Which function grows faster: $(n!)!$ or $((n-1)!)!\ (n-1)!^{n!}?$ [Show using logarithms.]
This is exercise 2(c) from chapter 9 of Concrete Mathematics (Knuth, Patashnik, Graham). A few computer calculations and one can see that the former grows much faster, and the answer section suggests using logarithms to show that it does indeed.
The farthest I have gone with this question is $\ln(((n-1)!)!\ (n-1)!^{n!}) \asymp \ln((n-1)!^{n!})$. Now, if I can show $\ln((n-1)!^{n!})\prec\ln((n!)!),$ the conclusion will follow.

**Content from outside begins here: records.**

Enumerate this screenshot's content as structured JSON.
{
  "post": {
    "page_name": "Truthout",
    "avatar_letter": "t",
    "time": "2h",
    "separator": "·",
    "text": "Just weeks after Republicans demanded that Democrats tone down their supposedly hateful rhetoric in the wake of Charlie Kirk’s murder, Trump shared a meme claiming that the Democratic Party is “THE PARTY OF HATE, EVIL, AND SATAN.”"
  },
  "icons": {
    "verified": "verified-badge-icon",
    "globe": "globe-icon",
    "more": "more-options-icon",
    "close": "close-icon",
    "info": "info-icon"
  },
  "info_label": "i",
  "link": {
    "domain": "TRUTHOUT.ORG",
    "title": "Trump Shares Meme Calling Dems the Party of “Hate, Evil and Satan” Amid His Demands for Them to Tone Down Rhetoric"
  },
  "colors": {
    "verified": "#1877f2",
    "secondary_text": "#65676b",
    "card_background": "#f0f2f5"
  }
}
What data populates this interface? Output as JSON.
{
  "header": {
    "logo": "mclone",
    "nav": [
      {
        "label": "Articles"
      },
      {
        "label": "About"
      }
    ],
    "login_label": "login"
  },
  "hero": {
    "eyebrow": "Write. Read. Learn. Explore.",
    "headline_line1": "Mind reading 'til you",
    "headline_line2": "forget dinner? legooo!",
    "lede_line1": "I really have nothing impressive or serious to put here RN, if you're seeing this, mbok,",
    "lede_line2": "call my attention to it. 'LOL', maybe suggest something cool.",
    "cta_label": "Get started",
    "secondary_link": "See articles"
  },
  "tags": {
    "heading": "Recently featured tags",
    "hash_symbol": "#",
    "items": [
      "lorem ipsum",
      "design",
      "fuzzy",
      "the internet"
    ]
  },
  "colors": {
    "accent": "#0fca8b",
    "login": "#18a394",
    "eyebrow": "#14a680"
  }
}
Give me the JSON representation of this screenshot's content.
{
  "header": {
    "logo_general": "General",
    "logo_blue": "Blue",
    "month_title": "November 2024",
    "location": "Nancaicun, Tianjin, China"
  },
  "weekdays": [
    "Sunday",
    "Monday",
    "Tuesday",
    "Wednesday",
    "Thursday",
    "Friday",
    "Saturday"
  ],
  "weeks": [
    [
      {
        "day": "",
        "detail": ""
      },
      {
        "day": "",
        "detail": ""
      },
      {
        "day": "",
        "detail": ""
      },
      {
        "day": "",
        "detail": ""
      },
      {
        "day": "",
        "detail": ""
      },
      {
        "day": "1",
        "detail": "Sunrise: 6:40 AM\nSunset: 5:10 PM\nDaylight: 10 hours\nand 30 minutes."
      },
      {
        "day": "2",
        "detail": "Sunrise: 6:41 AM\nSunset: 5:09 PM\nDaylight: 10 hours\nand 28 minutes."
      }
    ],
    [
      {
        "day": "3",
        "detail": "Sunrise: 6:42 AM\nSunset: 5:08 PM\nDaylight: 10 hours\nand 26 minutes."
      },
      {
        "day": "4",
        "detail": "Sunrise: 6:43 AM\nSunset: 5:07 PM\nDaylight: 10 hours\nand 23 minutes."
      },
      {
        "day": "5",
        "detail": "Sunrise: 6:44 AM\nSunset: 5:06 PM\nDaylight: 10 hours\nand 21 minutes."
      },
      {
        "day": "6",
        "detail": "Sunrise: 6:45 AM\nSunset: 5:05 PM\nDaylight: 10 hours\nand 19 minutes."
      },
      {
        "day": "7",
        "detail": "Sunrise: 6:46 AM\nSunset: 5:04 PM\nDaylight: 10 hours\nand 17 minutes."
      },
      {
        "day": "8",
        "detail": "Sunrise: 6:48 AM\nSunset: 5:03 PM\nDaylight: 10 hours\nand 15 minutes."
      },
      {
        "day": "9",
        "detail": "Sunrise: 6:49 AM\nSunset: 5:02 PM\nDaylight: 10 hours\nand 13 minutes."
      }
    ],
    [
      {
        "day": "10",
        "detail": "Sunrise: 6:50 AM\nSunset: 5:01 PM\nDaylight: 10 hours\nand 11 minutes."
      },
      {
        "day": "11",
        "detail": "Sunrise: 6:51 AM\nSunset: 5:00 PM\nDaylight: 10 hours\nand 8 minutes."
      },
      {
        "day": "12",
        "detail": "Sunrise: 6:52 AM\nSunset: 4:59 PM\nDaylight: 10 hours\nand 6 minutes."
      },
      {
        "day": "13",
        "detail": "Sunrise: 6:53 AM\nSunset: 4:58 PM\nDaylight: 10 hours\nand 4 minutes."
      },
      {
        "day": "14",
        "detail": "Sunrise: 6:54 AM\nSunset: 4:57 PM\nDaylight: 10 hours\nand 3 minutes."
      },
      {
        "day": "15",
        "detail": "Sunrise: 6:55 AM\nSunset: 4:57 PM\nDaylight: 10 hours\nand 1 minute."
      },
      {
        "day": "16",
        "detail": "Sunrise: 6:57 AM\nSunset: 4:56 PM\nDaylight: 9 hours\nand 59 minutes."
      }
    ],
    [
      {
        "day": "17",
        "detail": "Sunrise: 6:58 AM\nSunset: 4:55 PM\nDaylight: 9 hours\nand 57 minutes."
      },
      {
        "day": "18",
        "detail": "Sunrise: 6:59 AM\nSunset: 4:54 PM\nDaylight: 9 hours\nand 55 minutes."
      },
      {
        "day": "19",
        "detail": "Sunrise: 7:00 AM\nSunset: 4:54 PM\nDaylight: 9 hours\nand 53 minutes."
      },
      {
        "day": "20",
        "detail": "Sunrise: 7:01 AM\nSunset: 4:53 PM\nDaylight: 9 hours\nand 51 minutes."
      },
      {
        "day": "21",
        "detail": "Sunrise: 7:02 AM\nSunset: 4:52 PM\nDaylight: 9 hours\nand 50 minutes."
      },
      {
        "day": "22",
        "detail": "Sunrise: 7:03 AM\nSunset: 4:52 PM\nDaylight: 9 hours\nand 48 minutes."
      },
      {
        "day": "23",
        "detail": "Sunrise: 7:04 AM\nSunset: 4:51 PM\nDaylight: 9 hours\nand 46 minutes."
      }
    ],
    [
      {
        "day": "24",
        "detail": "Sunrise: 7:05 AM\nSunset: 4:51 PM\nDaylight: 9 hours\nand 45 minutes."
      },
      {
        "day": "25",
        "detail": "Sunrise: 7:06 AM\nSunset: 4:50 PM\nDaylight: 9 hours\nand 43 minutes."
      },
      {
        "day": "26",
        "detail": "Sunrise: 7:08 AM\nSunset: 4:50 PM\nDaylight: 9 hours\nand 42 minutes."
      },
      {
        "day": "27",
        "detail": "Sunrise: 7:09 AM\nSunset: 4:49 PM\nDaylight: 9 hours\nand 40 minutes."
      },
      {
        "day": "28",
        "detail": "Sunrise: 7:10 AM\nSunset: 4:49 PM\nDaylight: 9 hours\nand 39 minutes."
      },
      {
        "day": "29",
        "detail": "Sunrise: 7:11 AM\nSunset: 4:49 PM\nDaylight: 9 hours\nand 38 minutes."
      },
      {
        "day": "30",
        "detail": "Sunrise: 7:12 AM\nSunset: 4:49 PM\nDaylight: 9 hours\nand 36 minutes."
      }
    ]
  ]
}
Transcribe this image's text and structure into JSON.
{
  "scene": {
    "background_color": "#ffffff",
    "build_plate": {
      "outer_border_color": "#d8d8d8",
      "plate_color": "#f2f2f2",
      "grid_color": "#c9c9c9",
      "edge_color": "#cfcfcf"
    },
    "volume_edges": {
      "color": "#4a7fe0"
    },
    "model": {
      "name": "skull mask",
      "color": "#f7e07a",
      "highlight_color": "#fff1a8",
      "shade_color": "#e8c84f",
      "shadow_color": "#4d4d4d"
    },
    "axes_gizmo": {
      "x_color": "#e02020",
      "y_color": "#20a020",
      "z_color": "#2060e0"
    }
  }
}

$$ \frac{(n!)!}{((n-1)!)!(n-1)!^{n!}}=\frac{\prod_{k=(n-1)!+1}^{n!}k}{(n-1)!^{n!}}$$ There are $n!$ factors $(n-1)!$ in the denominator. At the same time, tere are "only" $n!-(n-1)!=(n-1)\cdot (n-1)!$ factors in the numerator, but each is $>(n-1)!$. Note however, that $(n-2)\cdot (n-1)!$ of these factors are $>2(n-2)!$, that $(n-3)\cdot (n-1)!$ of these factors are $>3(n-2)!$, and so on. We conclude that $$\begin{align}\prod_{k=(n-1)!+1}^{n!}k& =\prod_{j=1}^{n-1}\;\prod_{k=j(n-1)!+1}^{(j+1)(n-1)!}k\\ &>\prod_{j=1}^{n-1}(j(n-1)!)^{(n-1)!}\\ &=(n-1)!^{(n-1)(n-1)!}\cdot \prod_{j=1}^{n-1}j^{(n-1)!}\\ &=(n-1)!^{(n-1)\cdot(n-1)!}\cdot(n-1)!^{(n-1)!}\\&=(n-1)!^{n!}\end{align}$$ We get a stronger result by noting that half of the $(n-1)!$ factors that we estimated merely as $>(n-1)!$ are in fact $>\frac32(n-1)!$. This makes the estimate grow by a factor of $(\frac32)^{(n-1)!/2}$ and we ulitmately obtain $$ \frac{(n!)!}{((n-1)!)!(n-1)!^{n!}}>\left(\frac32\right)^{(n-1)!/2}\to\infty$$